City women to be trained to be active bystanders
Published: 25 March 2022
A group of Muslim women are amongst the first to receive formal training that aims to empower them to make a stand against violence and inappropriate behaviour towards women and girls.
Fifteen women are taking part in the Active Bystander training run by Central Education and Training in Charnwood Street as part of the city-wide campaign Safe Derby.
Active Bystanders are empowered to speak up, safely intervene or seek help in situations that they witness such as bullying, sexual harassment or hate crime.
The training is part of the Safe Derby campaign which is backed by the Home Office’s Safer Streets initiative and led by Derby City Council alongside voluntary and community sector partners including local specialist child exploitation charity Safe and Sound, Derby County Community Trust and Derby Community Action.

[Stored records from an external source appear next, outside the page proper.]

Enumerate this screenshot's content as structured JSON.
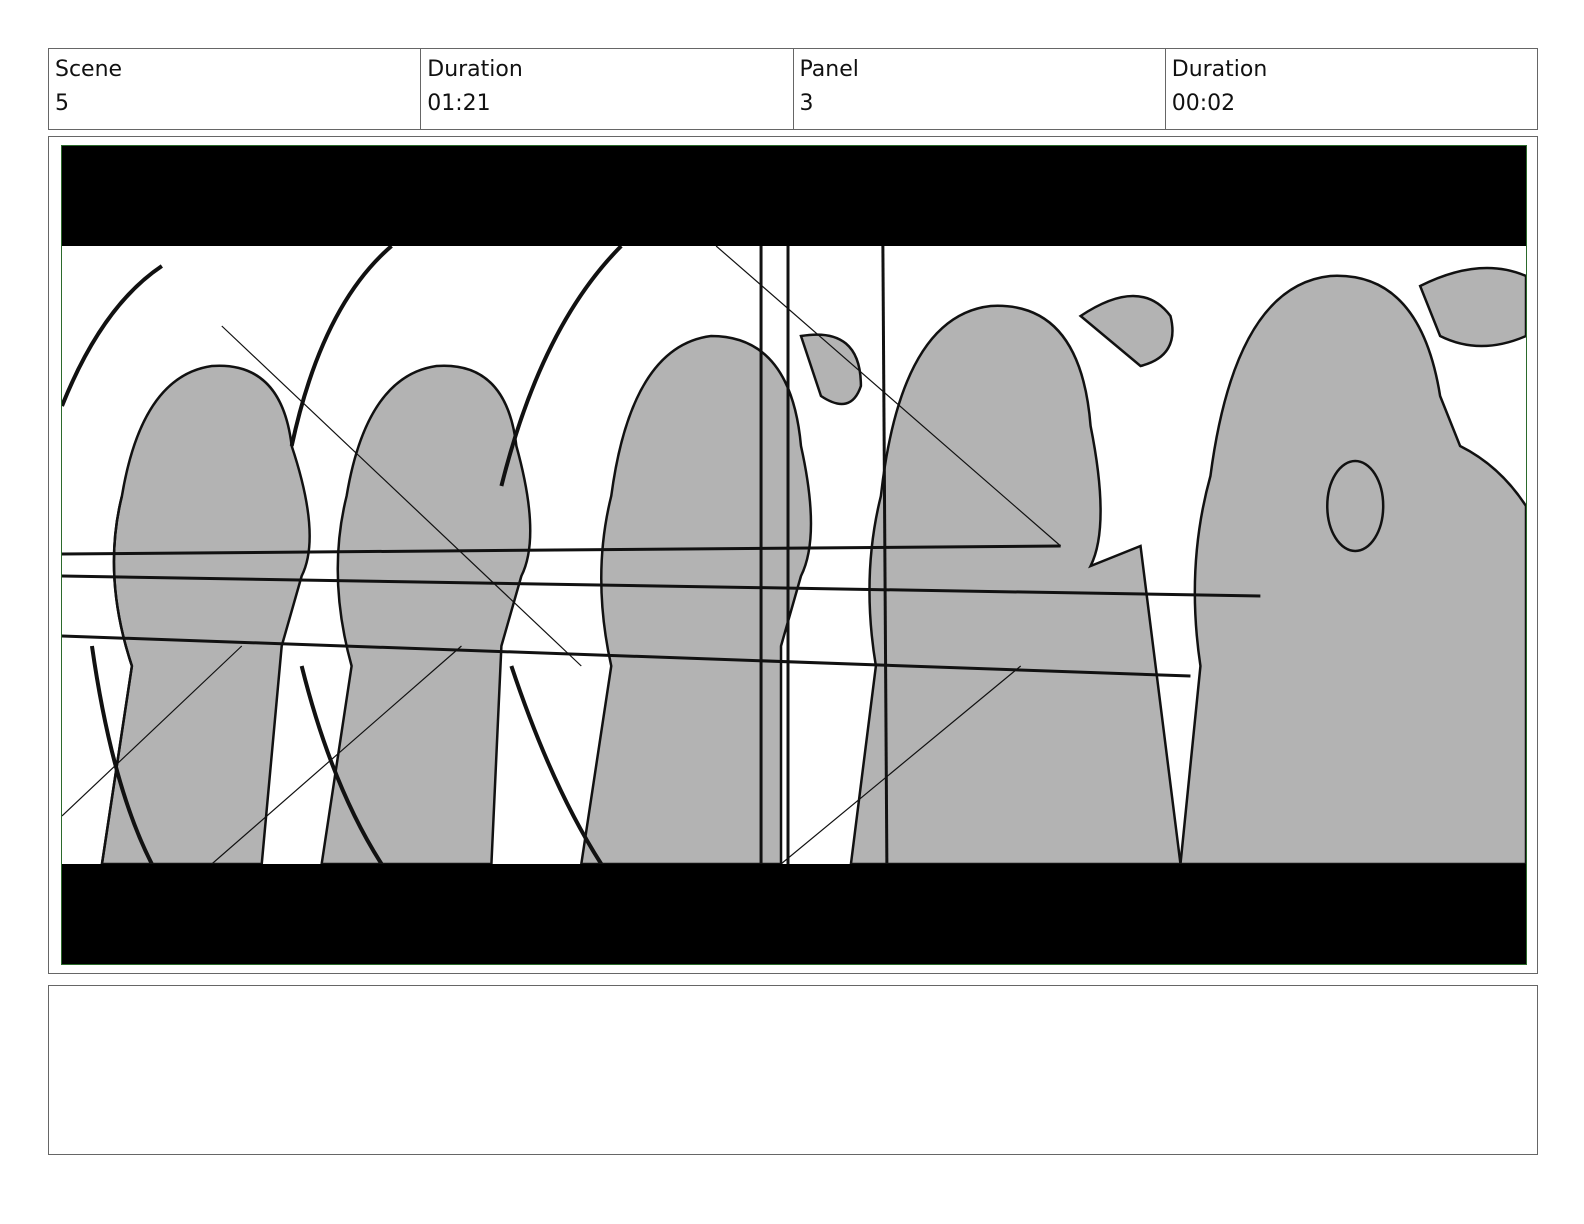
{
  "header": {
    "scene_label": "Scene",
    "scene_value": "5",
    "scene_duration_label": "Duration",
    "scene_duration_value": "01:21",
    "panel_label": "Panel",
    "panel_value": "3",
    "panel_duration_label": "Duration",
    "panel_duration_value": "00:02"
  },
  "panel": {
    "image_description": "sketch-archers-drawing-bows",
    "frame_color": "#2b6a2b",
    "fill_color": "#b3b3b3",
    "line_color": "#111111"
  },
  "notes": {
    "text": ""
  }
}
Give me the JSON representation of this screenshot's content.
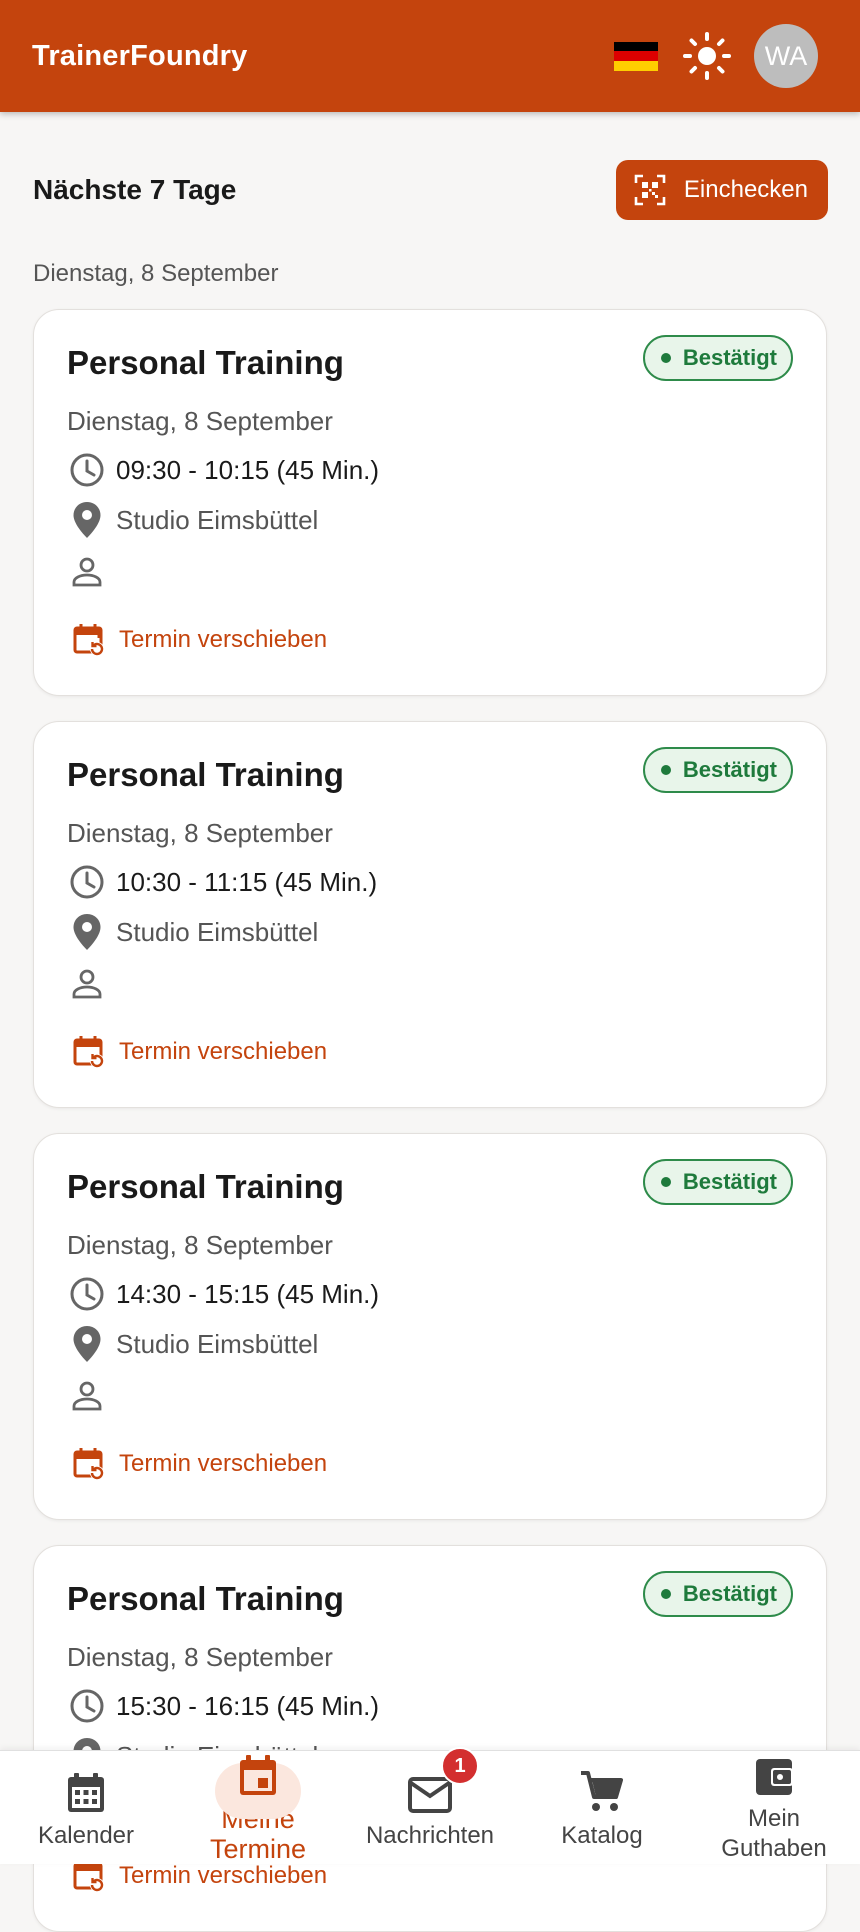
{
  "app": {
    "brand": "TrainerFoundry",
    "avatar_initials": "WA",
    "accent_color": "#c4440d",
    "flag_colors": [
      "#000000",
      "#dd0000",
      "#ffce00"
    ]
  },
  "header": {
    "title": "Nächste 7 Tage",
    "checkin_label": "Einchecken"
  },
  "day_group": {
    "label": "Dienstag, 8 September"
  },
  "appointments": [
    {
      "title": "Personal Training",
      "status": "Bestätigt",
      "date": "Dienstag, 8 September",
      "time": "09:30 - 10:15 (45 Min.)",
      "location": "Studio Eimsbüttel",
      "reschedule_label": "Termin verschieben"
    },
    {
      "title": "Personal Training",
      "status": "Bestätigt",
      "date": "Dienstag, 8 September",
      "time": "10:30 - 11:15 (45 Min.)",
      "location": "Studio Eimsbüttel",
      "reschedule_label": "Termin verschieben"
    },
    {
      "title": "Personal Training",
      "status": "Bestätigt",
      "date": "Dienstag, 8 September",
      "time": "14:30 - 15:15 (45 Min.)",
      "location": "Studio Eimsbüttel",
      "reschedule_label": "Termin verschieben"
    },
    {
      "title": "Personal Training",
      "status": "Bestätigt",
      "date": "Dienstag, 8 September",
      "time": "15:30 - 16:15 (45 Min.)",
      "location": "Studio Eimsbüttel",
      "reschedule_label": "Termin verschieben"
    }
  ],
  "nav": {
    "items": [
      {
        "label": "Kalender",
        "icon": "calendar-icon"
      },
      {
        "label": "Meine Termine",
        "icon": "event-icon",
        "active": true
      },
      {
        "label": "Nachrichten",
        "icon": "mail-icon",
        "badge": "1"
      },
      {
        "label": "Katalog",
        "icon": "cart-icon"
      },
      {
        "label": "Mein Guthaben",
        "icon": "wallet-icon"
      }
    ]
  }
}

Some of the women are already trained community champions who, under the United Sisters group, support other women in their local communities - signposting them to organisations who can help with issues they are facing and flagging up issues of concern.
Tazim Fayaz is manager at Central Education and Training in Charnwood Street which supports women back into education and work. She also runs the United Sisters group to empower women to have a voice about their own experiences and concerns and to be positive members of their community. She explained:
Violence and intimidation towards women and girls is something that comes up in conversation here a great deal.
Women of all cultural backgrounds in Derby tell us that they are worried about the safety of themselves and their families – particularly in the evenings.
A lot of women from South Asian communities in particular are care workers and the fear of being out in the evening – even travelling by car – means that many are reluctant to work after teatime which is affecting their ability to earn money to support their families.
Others have told us that they have often been the target of offensive language and even intimidation for the way they are dressed.
Active Bystander training is an excellent way to build women’s awareness of how situations can escalate and give them the confidence to either safely intervene; who to ask for help and how to report an incident or situation effectively.
I hope it will make us all more confident to challenge inappropriate behaviour, offer support to people who are vulnerable to abuse and spread the word that violence in all forms, particularly against women and girls, must not be tolerated.
Among the women taking part in the training is a 44-year-old mother of three who said:
When I first moved to Derby 18 years ago I felt that it was a safe place to live. Now I feel much more concerned – largely because of people and particularly men hanging around in the streets who are obviously using drugs. I often feel intimidated walking alone in the street – even in broad daylight – because of how they look at you or things that they say.
It is also very uncomfortable to see it happening to someone else. Although it is easier to turn a blind eye and ignore a situation, the only way we are going to change this is for women to look out for other women.
It’s important that we challenge intimidating or threatening behaviour and also report incidents or concerns. Active Bystander training is important to know how to do this in a safe way and, through United Sisters, we are also able to report things in a safe space.
Another woman on the training programme is a 42-year-old mother-of-two. She said:
I have been very wary about going on my own since a guy on a motorbike was really intimidating and was making comments about how I was dressed. I got into my car, locked the doors and rang the police but it left me very shaken.
I always carefully plan a route if I need to go out after dark and would definitely not go into the park or down a quiet street. We all want to have safe and independent lives so this training is important for us to look out for each other and report when things happen.
Derby City Council Domestic Abuse and Sexual Violence Officer Lindsey Maidstone said:
Research shows that bystander intervention can be an effective way of stopping inappropriate behaviour and even sexual assault before it happens. Individuals with problematic behaviour are more likely to think their behaviour is normal or acceptable if no one confronts it, and this can often be reinforced by cultural messages. By reinforcing messages about unacceptable behaviour, we put pressure on people to re-think their behaviour and you can do this by being an active bystander.
The Active Bystander training is therefore an important element of the Safe Derby campaign which has an objective to signal Derby’s zero tolerance towards, and promotion of a city free from, gender-based violence, abuse, harassment and exploitation.”